After Trump alleged without evidence that the 2020 election was “stolen” by fraud, Harris was among 147 Republican lawmakers who opposed formal certification of Biden’s win when Congress met Jan. 6, 2021. The House select committee was formed to study the violent attack on the Capitol by Trump supporters earlier that day. Some rioters chanted “Hang Mike Pence” because the vice president was not following through on the plan to reject key elector slates.

Six Maryland Republicans, including state party chair Dirk Haire, gubernatorial candidates Dan Cox and Kelly Schulz, and Republican National Committeewoman Nicolee Ambrose did not respond Wednesday or Thursday to Sun emails or texts about Harris sent to them or their spokespersons.

Mike Ricci, a spokesperson for Republican Gov. Larry Hogan, referred a reporter to an interview Hogan gave Wednesday on WBAL radio.
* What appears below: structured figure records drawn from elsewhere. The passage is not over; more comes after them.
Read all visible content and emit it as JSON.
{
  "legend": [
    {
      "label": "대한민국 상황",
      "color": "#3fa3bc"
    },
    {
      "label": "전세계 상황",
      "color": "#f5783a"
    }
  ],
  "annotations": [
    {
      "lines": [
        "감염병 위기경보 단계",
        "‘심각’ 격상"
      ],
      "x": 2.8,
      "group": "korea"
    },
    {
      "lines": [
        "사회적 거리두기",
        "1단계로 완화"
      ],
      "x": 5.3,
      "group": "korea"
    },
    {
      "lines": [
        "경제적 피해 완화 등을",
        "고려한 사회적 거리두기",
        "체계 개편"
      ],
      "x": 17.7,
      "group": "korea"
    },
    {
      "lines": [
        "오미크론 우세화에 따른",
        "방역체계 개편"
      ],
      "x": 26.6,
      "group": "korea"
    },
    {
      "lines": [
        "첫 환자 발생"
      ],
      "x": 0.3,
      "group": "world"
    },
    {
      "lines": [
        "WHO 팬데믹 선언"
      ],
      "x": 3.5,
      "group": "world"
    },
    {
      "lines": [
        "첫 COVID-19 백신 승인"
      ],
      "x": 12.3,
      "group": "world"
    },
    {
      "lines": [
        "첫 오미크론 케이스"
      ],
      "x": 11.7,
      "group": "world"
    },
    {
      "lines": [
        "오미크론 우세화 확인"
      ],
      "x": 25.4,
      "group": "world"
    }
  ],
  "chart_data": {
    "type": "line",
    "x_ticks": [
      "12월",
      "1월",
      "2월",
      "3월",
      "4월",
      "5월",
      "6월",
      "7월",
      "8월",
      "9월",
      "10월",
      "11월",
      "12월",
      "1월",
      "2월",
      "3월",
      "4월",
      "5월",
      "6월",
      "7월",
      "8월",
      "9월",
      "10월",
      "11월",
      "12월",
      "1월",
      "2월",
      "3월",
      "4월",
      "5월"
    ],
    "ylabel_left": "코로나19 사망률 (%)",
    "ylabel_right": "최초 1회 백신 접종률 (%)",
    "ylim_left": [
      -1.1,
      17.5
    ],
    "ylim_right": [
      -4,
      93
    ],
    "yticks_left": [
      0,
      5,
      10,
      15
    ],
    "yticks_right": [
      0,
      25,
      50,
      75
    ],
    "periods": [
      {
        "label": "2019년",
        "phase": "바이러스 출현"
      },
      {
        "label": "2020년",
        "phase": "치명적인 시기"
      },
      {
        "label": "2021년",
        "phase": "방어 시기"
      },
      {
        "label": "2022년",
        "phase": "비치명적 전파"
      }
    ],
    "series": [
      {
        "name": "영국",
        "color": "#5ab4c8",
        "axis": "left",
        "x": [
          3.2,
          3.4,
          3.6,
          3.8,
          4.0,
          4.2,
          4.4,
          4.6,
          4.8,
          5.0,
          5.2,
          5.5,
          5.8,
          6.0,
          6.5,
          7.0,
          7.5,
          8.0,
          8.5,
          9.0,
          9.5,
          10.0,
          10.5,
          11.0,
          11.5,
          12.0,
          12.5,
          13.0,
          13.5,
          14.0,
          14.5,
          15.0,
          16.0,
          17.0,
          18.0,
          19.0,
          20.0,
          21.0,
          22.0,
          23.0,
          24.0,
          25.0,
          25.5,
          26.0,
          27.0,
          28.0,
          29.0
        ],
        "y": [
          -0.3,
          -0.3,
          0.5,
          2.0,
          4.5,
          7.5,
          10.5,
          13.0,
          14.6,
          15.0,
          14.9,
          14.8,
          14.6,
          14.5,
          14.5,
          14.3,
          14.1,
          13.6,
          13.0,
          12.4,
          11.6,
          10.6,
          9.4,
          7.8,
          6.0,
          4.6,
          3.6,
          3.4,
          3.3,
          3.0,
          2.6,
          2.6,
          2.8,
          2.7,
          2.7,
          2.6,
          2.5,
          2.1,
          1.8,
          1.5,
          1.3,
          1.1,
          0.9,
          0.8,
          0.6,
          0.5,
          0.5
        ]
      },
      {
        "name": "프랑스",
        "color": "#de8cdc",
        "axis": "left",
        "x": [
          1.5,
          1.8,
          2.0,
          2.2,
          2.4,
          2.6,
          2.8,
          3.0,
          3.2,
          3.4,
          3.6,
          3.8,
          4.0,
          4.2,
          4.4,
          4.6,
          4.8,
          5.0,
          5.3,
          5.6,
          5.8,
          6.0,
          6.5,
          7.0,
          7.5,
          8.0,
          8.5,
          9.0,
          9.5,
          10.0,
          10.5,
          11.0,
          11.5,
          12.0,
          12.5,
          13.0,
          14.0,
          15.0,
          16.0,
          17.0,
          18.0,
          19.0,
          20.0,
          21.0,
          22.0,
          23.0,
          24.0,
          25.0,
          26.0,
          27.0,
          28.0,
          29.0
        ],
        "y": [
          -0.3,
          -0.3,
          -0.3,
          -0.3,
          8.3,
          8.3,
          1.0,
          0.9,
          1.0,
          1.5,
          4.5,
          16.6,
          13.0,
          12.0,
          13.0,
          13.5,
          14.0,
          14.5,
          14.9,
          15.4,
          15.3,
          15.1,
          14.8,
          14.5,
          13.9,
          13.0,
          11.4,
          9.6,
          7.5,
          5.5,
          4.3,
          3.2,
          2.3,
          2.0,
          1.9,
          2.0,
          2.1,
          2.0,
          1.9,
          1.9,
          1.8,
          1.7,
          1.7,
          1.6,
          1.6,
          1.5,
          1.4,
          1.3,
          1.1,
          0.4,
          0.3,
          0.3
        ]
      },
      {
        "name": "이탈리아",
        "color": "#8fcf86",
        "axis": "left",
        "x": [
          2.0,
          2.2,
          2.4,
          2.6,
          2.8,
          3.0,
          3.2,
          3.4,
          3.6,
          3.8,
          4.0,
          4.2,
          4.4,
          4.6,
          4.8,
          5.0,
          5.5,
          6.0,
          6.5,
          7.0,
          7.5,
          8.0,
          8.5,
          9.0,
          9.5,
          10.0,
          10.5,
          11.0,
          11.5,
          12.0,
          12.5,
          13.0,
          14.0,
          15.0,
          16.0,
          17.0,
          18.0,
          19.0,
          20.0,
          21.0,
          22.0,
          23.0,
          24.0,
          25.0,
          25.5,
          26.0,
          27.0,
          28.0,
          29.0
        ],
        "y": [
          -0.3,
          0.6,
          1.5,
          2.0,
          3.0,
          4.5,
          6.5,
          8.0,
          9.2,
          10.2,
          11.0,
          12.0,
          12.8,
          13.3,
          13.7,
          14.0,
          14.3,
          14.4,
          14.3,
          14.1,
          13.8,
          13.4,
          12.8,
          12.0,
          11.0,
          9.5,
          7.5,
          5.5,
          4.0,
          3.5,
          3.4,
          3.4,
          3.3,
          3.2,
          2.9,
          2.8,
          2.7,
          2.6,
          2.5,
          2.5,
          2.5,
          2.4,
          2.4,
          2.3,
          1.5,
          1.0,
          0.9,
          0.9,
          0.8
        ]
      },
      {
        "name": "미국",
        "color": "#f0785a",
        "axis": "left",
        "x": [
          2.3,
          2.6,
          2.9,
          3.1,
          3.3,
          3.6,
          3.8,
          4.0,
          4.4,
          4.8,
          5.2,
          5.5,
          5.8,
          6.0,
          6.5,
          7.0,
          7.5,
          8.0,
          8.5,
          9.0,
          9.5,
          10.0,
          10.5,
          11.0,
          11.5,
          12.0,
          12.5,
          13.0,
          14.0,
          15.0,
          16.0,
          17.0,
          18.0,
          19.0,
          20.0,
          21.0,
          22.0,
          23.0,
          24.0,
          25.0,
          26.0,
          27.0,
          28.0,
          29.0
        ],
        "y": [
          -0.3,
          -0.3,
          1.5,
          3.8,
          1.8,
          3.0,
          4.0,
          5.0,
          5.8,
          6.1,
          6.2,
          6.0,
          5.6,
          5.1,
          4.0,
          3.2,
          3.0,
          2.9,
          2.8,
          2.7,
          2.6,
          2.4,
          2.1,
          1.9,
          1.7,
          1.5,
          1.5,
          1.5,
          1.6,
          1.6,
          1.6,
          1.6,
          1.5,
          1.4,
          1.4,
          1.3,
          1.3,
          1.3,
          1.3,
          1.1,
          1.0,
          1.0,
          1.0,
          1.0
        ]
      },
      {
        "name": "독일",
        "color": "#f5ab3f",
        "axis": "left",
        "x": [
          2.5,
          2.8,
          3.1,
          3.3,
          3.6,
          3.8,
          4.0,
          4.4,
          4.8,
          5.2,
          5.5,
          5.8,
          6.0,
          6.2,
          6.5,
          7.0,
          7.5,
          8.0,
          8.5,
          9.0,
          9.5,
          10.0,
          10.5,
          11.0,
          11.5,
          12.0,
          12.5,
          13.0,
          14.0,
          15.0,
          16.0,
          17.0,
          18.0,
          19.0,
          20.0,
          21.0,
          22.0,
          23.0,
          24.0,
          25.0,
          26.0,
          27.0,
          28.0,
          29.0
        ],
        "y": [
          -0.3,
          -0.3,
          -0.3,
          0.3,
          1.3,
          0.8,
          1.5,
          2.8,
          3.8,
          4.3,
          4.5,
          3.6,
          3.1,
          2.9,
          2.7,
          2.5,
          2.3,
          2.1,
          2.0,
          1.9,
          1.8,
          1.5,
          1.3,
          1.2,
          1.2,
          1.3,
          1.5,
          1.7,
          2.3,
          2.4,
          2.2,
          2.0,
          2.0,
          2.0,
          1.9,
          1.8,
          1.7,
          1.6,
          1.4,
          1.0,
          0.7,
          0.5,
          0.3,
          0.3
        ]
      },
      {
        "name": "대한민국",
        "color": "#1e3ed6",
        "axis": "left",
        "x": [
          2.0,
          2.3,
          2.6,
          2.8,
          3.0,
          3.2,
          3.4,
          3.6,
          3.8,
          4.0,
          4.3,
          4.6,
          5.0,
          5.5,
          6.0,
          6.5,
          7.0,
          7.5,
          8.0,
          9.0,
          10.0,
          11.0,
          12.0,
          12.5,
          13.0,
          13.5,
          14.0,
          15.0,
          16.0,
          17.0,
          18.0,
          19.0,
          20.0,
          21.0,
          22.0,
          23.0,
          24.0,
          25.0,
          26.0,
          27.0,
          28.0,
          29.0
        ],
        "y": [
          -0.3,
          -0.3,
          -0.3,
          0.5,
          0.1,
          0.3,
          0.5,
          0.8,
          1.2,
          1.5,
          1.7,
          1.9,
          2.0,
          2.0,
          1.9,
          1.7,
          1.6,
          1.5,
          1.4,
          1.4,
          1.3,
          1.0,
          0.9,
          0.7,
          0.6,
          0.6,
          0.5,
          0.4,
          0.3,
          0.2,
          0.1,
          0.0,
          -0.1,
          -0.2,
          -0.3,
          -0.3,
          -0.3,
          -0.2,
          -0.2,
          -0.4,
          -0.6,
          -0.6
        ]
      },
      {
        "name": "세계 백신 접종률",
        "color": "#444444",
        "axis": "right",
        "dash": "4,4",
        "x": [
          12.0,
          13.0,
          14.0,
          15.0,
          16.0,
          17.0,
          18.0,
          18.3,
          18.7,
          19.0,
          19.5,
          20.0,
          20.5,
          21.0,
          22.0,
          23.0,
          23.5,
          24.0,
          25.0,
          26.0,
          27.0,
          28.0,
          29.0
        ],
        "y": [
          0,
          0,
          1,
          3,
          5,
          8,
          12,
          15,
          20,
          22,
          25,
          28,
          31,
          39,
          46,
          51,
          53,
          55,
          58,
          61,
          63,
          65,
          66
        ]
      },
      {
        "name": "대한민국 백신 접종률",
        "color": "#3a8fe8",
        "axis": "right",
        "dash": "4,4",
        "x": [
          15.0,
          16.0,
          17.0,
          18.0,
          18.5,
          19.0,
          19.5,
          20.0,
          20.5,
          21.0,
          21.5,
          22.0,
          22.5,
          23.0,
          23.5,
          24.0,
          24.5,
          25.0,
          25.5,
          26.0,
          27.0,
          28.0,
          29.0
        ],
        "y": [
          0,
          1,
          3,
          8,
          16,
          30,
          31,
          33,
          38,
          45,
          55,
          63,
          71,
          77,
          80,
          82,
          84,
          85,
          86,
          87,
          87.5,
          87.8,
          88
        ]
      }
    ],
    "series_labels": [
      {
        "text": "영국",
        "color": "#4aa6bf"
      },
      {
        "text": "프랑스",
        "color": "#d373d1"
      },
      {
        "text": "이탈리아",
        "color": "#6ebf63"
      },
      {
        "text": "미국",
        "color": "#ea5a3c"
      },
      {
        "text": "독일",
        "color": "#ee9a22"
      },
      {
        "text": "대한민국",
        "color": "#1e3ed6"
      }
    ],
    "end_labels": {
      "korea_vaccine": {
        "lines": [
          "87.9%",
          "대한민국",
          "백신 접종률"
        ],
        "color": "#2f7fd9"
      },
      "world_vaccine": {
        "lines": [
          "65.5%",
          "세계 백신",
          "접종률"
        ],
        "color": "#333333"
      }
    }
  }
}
The two-term governor, when asked about the significance of Harris’ attendance at the White House meeting, told the station: “Well, I don’t know anything about the meeting and unfortunately I had about a 14-hour day [Tuesday] so I wasn’t watching television so I didn’t see the hearing.”

Hogan added that Pence is “a friend of mine” and that the vice president “had the courage to stand up and do what was right. But we’re finding a lot of people were trying to get him to break the law.”

Harris, whose district currently includes parts of Baltimore, Carroll and Harford counties, as well as the Eastern Shore, said in a statement Tuesday night that he also had not watched the hearing and “was busy working on important issues like bringing down the price of gas and groceries and securing our communities against violent crime.”

Republicans’ views of the Jan. 6 storming of the Capitol likely figure in how they assess Harris, said Mileah Kromer, director of the Sarah T. Hughes Center for Politics at Goucher College.

“I’m not sure Andy Harris would get any widespread backlash given that most Republicans don’t believe it was insurrection,” Kromer said.

In a recent Goucher College poll of registered Maryland Democrats and Republicans, 60% of Republicans said the events of Jan. 6 were “wrong, but not an insurrection or attack on democracy,” while 15% believed they were “a legitimate protest.”

“I don’t think Andy Harris did anything wrong. He did his job,” Trump backer and former state Del. Pat McDonough told The Sun. “I would encourage Andy Harris to exercise his constitutional right to have an opinion and, as an elected official, to take action on that opinion.”

McDonough is a candidate for Baltimore County executive in Tuesday’s primary election. Harris, who pledged a decade ago to seek no more than six terms, is running unopposed in the primary and will be seeking a seventh term in November.